The very weird use of Ivanka Trump as a stand-in for her father at G-20 sessions is but further proof that Donald is dependent on his family to surround him in a ring of confidantes who can conceal his sociopathic personality from the people. What could the G-20 leaders do but acquiesce in such madness? It was the same atmosphere as surrounded Trump’s laughable lecture to the NATO leaders on his last European foray. Protesting such madness or publicly shunning her would have diminished them because she was, after all, a helpless pawn in her father’s bizarre antics.

Then Donald Trump Jr and Jared Kushner and Manafort land the President back in the mire with the revelation of their dirt-gathering meeting with veteran Russian during the election campaign.

The common thread running through all these events is Trump’s total incapacity to function without a loyal coterie of unquestioning loyalists who are afraid to stand up to him. Donald Jr looks cowed in the presence of his father. None of the family will speak truth to the patriarch. He only wants to hear loyal praise. He mercilessly attacks any person or institution which criticises him. Such a menage may be sustainable in the private world of plutocrats but it simply shrivels in the public world of politics.

I have to say that Trump’s meeting with President and Mme Macron was vintage stuff. Quite apart from his utterly inappropriate remarks about Mme Macron, I detected a feint whiff of the obsequious Blair-Bush relationship in Macron’s extended hand-holding  with Trump.

Macron may turn into a latter-day Blair with his puppy-dog tail wagging attitude to Trump. Angela Merkel has been far cleverer than Macron.

Glad-handing Trump is bad box-office in Europe where the man is seen for what he is – a walking embarrassment for the US in international affairs. If Trump comes to visit Theresa May, she will be diminished even further by the event. Postponing such a visit became a matter of survival for Mrs May.

On the international front, Trump is struggling to retain any credibility.

He has failed to deter Kim Jong Un from developing an ICBM capability. He rattled his scabbard with a phantom fleet sent to Korean waters. South Korea has sensed his weakness. So has China. He has achieved nothing more than Obama in his north Pacific policy.

He has thrown away Obama’s Cuban initiative. Now we are seeing the emergence of another communist dictatorship under Nicolas Maduro in Venezuela. Instead of one Cuba, Trump has created two Cubas.

The absurd situation in which his Secretary of State, Rex Tillerson, backs Qatar while Trump tweets support for the Saudi/ GCC blockade of Qatar, masks a deep failure of American diplomacy in the Middle East.

The fragile truce in Ukraine is disintegrating as Russia ramps up the separatist pressure on Kiev.

Domestically, Trump is in equally bad shape.

Where is the infrastructural program on which he campaigned.  Apart from the “solar wall with Mexico” fantasy, and Elon Musk’s dubious claim of presidential approval for a Hyperloop transit system on the East Coast, rust-bucket America looks just as rusty as ever.

Repeal of Obamacare is stalled.

Wall Street will soon get the jitters if the promised recovery in growth and employment fails to materialise.

Now is the time for the Democrats to capitalise on Trump’s all-time low popularity.
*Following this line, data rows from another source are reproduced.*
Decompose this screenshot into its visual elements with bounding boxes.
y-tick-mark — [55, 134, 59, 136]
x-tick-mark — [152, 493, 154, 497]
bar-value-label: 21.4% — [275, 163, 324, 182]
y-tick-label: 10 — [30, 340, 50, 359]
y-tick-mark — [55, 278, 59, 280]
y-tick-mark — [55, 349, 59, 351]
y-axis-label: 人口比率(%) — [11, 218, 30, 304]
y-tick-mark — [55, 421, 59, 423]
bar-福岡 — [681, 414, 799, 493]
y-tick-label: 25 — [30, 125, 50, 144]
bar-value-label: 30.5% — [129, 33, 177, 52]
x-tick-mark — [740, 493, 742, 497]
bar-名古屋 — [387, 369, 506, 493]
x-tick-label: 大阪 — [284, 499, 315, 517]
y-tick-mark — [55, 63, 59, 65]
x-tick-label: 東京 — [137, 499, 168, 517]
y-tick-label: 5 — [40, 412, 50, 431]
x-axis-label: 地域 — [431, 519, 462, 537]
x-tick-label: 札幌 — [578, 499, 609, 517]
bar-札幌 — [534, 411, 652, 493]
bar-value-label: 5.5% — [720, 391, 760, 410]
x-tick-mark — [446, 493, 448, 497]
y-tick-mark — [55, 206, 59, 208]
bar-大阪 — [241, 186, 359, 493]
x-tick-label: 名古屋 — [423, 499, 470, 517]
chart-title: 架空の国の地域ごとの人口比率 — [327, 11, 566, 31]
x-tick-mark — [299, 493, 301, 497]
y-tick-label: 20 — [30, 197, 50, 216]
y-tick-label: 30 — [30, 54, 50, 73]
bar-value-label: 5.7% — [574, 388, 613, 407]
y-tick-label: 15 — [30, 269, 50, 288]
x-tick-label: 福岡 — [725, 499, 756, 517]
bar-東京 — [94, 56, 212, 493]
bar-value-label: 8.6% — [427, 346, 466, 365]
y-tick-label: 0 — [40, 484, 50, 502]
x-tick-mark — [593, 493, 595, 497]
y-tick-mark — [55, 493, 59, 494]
But where are they? They need a Justin Trudeau type to win in 2020. But where is he? Or she? Maybe the mid-term elections will bring forth such a contender in time for 2020. If they don’t,  the GOP may grab the opportunity to field a Dump Trump candidate.

Meanwhile making America great again is looking like a sick joke. Nothing like a moderate sized war somewhere to distract us all from domestic failure?  Don’t discount that.

It might save what Trump is pleased to describe as face.